Lawyer shocked witness with electric novelty pen

May 13, 2014 3:51 PM


It was a courtroom stunt that could have gone well, proving the plaintiffs’ point, or it could have gone badly, angering the judge, misleading the jury, and leading to a mistrial, which is pretty much how it went down.

In an October 2013, a Utah trial in which dairy farmers complained that stray currents emitted by an Intermountain Power Plant facility are harmful to cattle, the lawyer for the farmers, California attorney Don Howarth, decided to do a little show and tell with one of the expert witnesses.

Georgia Tech professor Athanasios Meliopoulos was on the stand testifying against the farmers, saying that the 1.5 volts emitted by the power plant couldn’t even be felt by a person, much less a cow. So Howarth produced a joy buzzer joke pen that used a 1.5 volt AAA battery to deliver a “funny” shock to whoever tried to use the pen.

In court Howarth dared Meliopoulos to push the button on the pen, “go ahead and push the back of the pen and tell the jury whether you feel it or not,” which he did, expecting a 1.5 volt shock.
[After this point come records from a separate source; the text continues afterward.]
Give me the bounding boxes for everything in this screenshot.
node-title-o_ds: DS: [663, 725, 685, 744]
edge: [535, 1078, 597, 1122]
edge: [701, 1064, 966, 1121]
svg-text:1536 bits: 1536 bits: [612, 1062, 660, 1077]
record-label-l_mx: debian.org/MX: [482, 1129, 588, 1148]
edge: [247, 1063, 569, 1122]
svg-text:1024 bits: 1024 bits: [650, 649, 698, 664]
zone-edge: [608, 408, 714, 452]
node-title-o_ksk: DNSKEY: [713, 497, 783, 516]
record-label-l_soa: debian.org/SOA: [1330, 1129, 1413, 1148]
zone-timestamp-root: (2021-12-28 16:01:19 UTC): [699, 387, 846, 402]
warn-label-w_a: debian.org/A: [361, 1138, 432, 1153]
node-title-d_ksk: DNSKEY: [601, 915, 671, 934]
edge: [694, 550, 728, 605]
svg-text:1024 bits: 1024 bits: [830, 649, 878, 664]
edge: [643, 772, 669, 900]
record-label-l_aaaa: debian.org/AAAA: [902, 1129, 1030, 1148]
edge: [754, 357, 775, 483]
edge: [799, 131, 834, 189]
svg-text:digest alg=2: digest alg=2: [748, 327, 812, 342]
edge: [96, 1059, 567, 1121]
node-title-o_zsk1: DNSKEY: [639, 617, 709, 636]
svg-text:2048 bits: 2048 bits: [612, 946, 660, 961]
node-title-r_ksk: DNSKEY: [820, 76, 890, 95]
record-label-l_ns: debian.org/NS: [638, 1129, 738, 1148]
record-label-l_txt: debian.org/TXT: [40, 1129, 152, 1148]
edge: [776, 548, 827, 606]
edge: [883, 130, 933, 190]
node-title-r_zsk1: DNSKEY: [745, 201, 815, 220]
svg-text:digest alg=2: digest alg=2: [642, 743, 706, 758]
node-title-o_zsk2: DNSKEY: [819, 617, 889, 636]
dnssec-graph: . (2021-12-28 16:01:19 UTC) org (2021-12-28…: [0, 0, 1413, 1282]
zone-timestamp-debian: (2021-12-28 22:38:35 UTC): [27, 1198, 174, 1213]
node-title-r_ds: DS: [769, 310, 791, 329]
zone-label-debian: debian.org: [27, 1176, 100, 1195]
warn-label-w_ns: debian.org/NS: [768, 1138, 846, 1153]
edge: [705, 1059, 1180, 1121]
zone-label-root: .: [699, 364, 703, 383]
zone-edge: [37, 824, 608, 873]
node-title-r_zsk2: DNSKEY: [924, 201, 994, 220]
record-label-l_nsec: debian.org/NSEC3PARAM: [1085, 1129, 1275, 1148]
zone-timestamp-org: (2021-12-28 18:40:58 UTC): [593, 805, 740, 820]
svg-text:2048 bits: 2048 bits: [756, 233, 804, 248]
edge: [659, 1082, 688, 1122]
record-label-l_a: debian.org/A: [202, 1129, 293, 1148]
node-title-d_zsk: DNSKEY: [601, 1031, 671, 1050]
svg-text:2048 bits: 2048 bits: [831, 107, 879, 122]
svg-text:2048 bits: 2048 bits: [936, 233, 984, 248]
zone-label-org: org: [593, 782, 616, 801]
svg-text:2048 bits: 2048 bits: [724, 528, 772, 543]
If only…

Instead the witness reportedly “received a strong electric shock, which caused his body to jerk and to drop the pen,” because, according to Fourth District Judge James Brady, the pen has a transformer that ups the output to a whopping 750 volts.

In an order released this week, Brady added that the packaging also has a warning against using the pen on anyone over 60, like Meliopoulos, or in poor health, and that Howarth did not ascertain the age or health of the witness before proceeding with his demonstration.

“Witnesses … are called up to answer questions,” he wrote. “To add a requirement that they do this in a physically hostile environment where they may be subjected to electrical shocks without warning is far removed from the decorum and professionalism required by attorneys, and has no place in a court room.”

Brady agreed with arguments made by lawyers for the defense that Howarth’s stunt deliberately misled the jury.

The jury was released in November 2013, without a verdict, and a mistrial declared in the case, due to an unrelated issue. Howarth will be barred from cross-examining any IPP witnesses in the next trial, and he was ordered to pay$1,000 to the witness, and $2,000 to the defendant for what Brady concluded was “battery on a witness.”